In fluid dynamics, lubrication theory describes the flow of fluids (liquids or gases) in a geometry in which one dimension is significantly smaller than the others. An example is the flow above air hockey tables, where the thickness of the air layer beneath the puck is much smaller than the dimensions of the puck itself.

Internal flows are those where the fluid is fully bounded. Internal flow lubrication theory has many industrial applications because of its role in the design of fluid bearings. Here a key goal of lubrication theory is to determine the pressure distribution in the fluid volume, and hence the forces on the bearing components. The working fluid in this case is often termed a lubricant.

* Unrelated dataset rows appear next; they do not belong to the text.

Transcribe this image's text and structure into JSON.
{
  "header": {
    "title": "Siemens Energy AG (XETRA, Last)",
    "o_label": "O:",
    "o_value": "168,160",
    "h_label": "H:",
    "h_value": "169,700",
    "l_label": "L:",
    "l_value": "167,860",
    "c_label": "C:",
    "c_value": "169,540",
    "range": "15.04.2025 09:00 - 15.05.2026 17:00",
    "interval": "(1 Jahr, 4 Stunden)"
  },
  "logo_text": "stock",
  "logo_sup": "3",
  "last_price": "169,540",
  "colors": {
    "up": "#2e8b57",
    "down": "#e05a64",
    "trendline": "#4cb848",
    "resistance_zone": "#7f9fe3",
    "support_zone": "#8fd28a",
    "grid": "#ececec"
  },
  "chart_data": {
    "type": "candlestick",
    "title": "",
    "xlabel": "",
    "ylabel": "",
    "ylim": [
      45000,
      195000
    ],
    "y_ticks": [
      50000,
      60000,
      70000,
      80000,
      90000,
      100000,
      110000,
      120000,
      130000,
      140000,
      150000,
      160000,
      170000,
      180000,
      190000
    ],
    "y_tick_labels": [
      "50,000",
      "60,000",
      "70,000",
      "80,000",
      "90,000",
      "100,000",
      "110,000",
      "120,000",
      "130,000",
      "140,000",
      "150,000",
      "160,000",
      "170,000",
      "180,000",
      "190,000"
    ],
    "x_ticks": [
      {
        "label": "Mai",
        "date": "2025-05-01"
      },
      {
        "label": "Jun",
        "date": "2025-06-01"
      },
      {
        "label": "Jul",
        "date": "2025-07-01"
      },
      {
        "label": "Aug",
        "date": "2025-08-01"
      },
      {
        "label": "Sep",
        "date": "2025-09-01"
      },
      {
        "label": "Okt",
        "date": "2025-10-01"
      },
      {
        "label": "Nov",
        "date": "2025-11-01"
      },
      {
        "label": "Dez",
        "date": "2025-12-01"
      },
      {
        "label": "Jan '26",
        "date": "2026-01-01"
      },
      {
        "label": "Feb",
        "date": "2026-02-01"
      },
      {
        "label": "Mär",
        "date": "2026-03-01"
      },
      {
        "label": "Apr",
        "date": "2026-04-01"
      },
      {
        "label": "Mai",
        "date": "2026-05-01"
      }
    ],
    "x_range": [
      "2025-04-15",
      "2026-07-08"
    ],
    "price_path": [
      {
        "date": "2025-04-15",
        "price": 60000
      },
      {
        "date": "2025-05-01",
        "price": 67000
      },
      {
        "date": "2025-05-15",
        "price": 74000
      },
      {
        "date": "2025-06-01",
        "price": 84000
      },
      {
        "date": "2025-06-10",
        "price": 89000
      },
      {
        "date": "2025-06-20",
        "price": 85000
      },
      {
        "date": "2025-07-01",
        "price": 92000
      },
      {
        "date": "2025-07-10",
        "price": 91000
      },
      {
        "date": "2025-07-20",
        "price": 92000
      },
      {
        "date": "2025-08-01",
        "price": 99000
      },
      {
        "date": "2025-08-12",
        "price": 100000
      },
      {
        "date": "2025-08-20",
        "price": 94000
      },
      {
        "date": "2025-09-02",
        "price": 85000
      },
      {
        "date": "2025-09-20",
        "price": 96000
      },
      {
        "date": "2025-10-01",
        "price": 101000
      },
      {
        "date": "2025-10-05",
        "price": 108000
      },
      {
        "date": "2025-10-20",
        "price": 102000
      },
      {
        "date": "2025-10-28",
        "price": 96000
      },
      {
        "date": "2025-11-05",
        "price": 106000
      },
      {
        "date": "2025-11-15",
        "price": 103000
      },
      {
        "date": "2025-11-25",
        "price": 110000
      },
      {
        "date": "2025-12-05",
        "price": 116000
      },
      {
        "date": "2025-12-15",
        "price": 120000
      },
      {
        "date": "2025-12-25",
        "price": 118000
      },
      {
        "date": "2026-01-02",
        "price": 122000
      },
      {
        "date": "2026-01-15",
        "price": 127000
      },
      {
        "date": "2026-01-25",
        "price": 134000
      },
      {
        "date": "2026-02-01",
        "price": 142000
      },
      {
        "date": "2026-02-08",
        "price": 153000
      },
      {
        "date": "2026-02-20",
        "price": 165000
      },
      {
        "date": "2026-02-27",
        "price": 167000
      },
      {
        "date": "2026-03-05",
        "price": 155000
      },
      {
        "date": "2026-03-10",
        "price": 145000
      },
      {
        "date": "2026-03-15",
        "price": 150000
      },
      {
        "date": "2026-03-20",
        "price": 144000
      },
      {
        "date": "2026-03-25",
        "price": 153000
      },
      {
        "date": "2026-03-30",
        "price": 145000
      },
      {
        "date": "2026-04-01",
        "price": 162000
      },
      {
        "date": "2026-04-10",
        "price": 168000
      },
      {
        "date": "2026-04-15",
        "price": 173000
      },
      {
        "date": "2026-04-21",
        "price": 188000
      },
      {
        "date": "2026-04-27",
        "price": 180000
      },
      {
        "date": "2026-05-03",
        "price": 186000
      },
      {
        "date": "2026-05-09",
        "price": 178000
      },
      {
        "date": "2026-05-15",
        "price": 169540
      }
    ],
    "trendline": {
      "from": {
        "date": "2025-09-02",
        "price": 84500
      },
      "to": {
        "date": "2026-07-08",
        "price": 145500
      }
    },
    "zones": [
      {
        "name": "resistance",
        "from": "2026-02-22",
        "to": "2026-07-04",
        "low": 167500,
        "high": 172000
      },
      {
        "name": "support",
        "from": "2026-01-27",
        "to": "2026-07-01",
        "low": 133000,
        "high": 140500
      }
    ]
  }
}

Free film lubrication theory is concerned with the case in which one of the surfaces containing the fluid is a free surface. In that case, the position of the free surface is itself unknown, and one goal of lubrication theory is then to determine this. Examples include the flow of a viscous fluid over an inclined plane or over topography. Surface tension may be significant, or even dominant. Issues of wetting and dewetting then arise. For very thin films (thickness less than one micrometre), additional intermolecular forces, such as Van der Waals forces or disjoining forces, may become significant.

== Theoretical basis ==

Mathematically, lubrication theory can be seen as exploiting the disparity between two length scales. The first is the characteristic film thickness, $H$, and the second is a characteristic substrate length scale $L$. The key requirement for lubrication theory is that the ratio $\epsilon = H/L$ is small, that is, $\epsilon \ll 1$.
The Navier–Stokes equations (or Stokes equations, when fluid inertia may be neglected) are expanded in this small parameter, and the leading-order equations are then

$$\begin{align}
\frac{\partial p}{\partial z} & = 0 \\[6pt]
\frac{\partial p}{\partial x} & = \mu\frac{\partial^2 u}{\partial z^2}
\end{align}$$

where $x$ and $z$ are coordinates in the direction of the substrate and perpendicular to it respectively. Here $p$ is the fluid pressure, and $u$ is the fluid velocity component parallel to the substrate; $\mu$ is the fluid viscosity. The equations show, for example, that pressure variations across the gap are small, and that those along the gap are proportional to the fluid viscosity. A more general formulation of the lubrication approximation would include a third dimension, and the resulting differential equation is known as the Reynolds equation.

Further details can be found in the literature or in the textbooks given in the bibliography.

==Applications==
An important application area is lubrication of machinery components such as fluid bearings and mechanical seals. Coating is another major application area including the preparation of thin films, printing, painting and adhesives.

Biological applications have included studies of red blood cells in narrow capillaries and of liquid flow in the lung and eye.